Well, in this case the player choice is illusionary simply because everyone who completes the game feels like they chose the correct path from a pool of multiple inferior ones. That the way they defeated the game is ideal; the rest all pale imitations of the "One True Path". It is an illusion, of course, because we know enough about the nature of Dark Souls (and to much the same extent its predecessor Demon's Souls) that the player is entirely free to choose whichever build and weapon and tactics suit them best and could still feasibly power through to the end regardless of the level of challenge presented. Tanking isn't for everyone, not everyone likes the weird little awkward lunges that the halberd makes nor do they necessarily appreciate the weapon's speed, not everyone's going to go fight the Moonlight Butterfly or go through the Catacombs immediately just because they happen to be accessible early in the game and people are still going to assume there are stats other than Endurance worth pouring their stat points into. And that's fine. But for some reason, so many of us have convinced ourselves of which is the better choice of equipment or the dominant strategy for a specific boss encounter based on the study of their AI and statistical weaknesses made by dozens of previous players, that we'll scream and yell, internally or externally, at those still in the midst of their journey to "play it right, goddammit".

Black phantoms usually take a more demonstrative method of proving why your current equipment load-out is insufficient.
Black phantoms usually take a more demonstrative method of proving why your current equipment load-out is insufficient.

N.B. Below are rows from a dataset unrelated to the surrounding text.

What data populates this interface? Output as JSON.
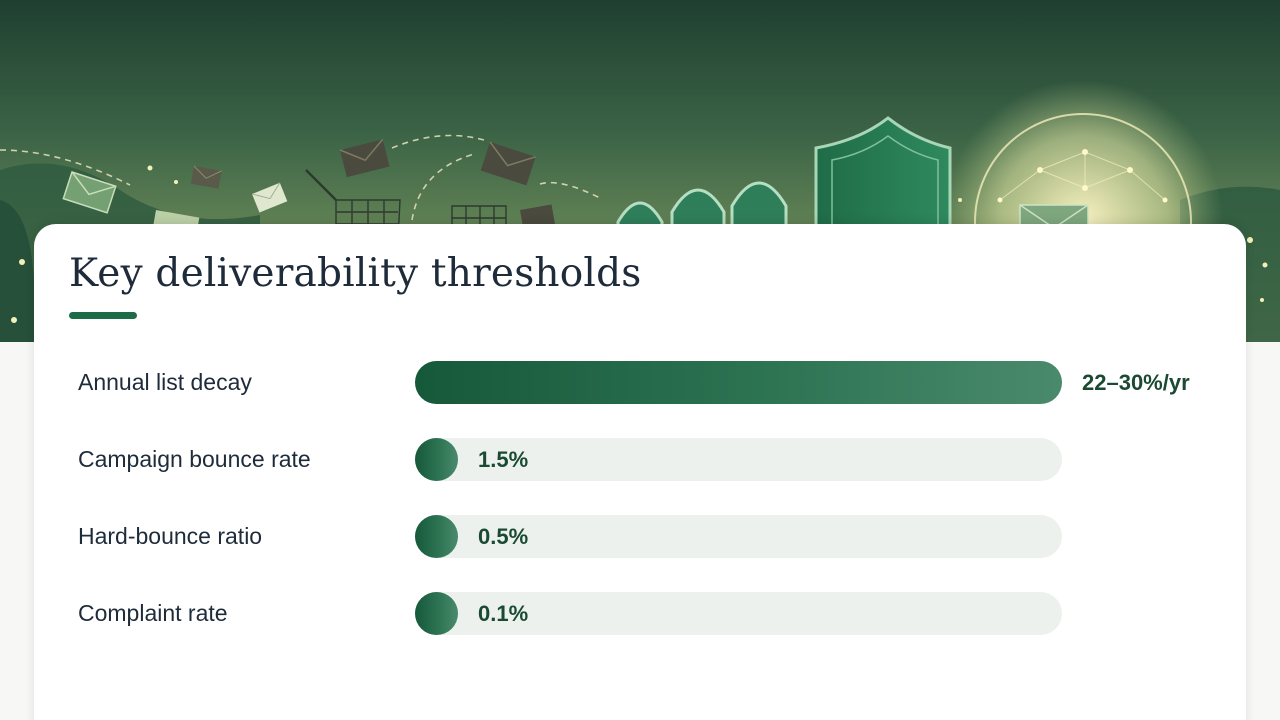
{
  "slide": {
    "title": "Key deliverability thresholds"
  },
  "chart_data": {
    "type": "bar",
    "orientation": "horizontal",
    "categories": [
      "Annual list decay",
      "Campaign bounce rate",
      "Hard-bounce ratio",
      "Complaint rate"
    ],
    "values": [
      30,
      1.5,
      0.5,
      0.1
    ],
    "value_labels": [
      "22–30%/yr",
      "1.5%",
      "0.5%",
      "0.1%"
    ],
    "xlim": [
      0,
      30
    ],
    "grid": false,
    "legend": "none",
    "colors": {
      "bar": "#1e6b47",
      "track": "#ecf1ee",
      "value_text": "#1a4a32"
    }
  }
}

This was never made more evident this past month than by watching the streams of Patrick Klepek, Jeff Green and Brad Shoemaker (the last of whom is playing Demon's, rather than Dark). Jeff especially, since he would often take to the Twitch chat or a NeoGAF thread on the topic in times of need. Everyone had an idea of what he ought to be doing, but so often these pro-tips would clash and contradict each other as everyone scrambled to put forward their preferred method for getting through a particular scenario. Whether Patrick was cognizant of this discordance or not, his laissez-faire approach to the game and its many advisers served him well, but a small fraction of his viewers would constantly wonder how much of the game he read up on in advance, especially when he would proceed to breeze through difficult encounters with ease. The grandest trick that Dark Souls pulls has nothing to do with its well-hidden treasures or illusionary walls, but in how it convinces players that their path, either divined by the ongoing internet groupthink or entirely of their own conception, is not only the correct one but the sole correct one. We know, deep down, this isn't true. So then why do we scream at Brad to go after the Crescent Falchion instead of attempting to fight the World 4-1 boss again?

That's enough words for today. I'm still too depressed from this morning. Good thing we have Unprofessional Fridays to look forward to later today, I could use it. Thanks for stopping by, and I'm sorry it was such a buzzkill. I'm usually so chipper I swear.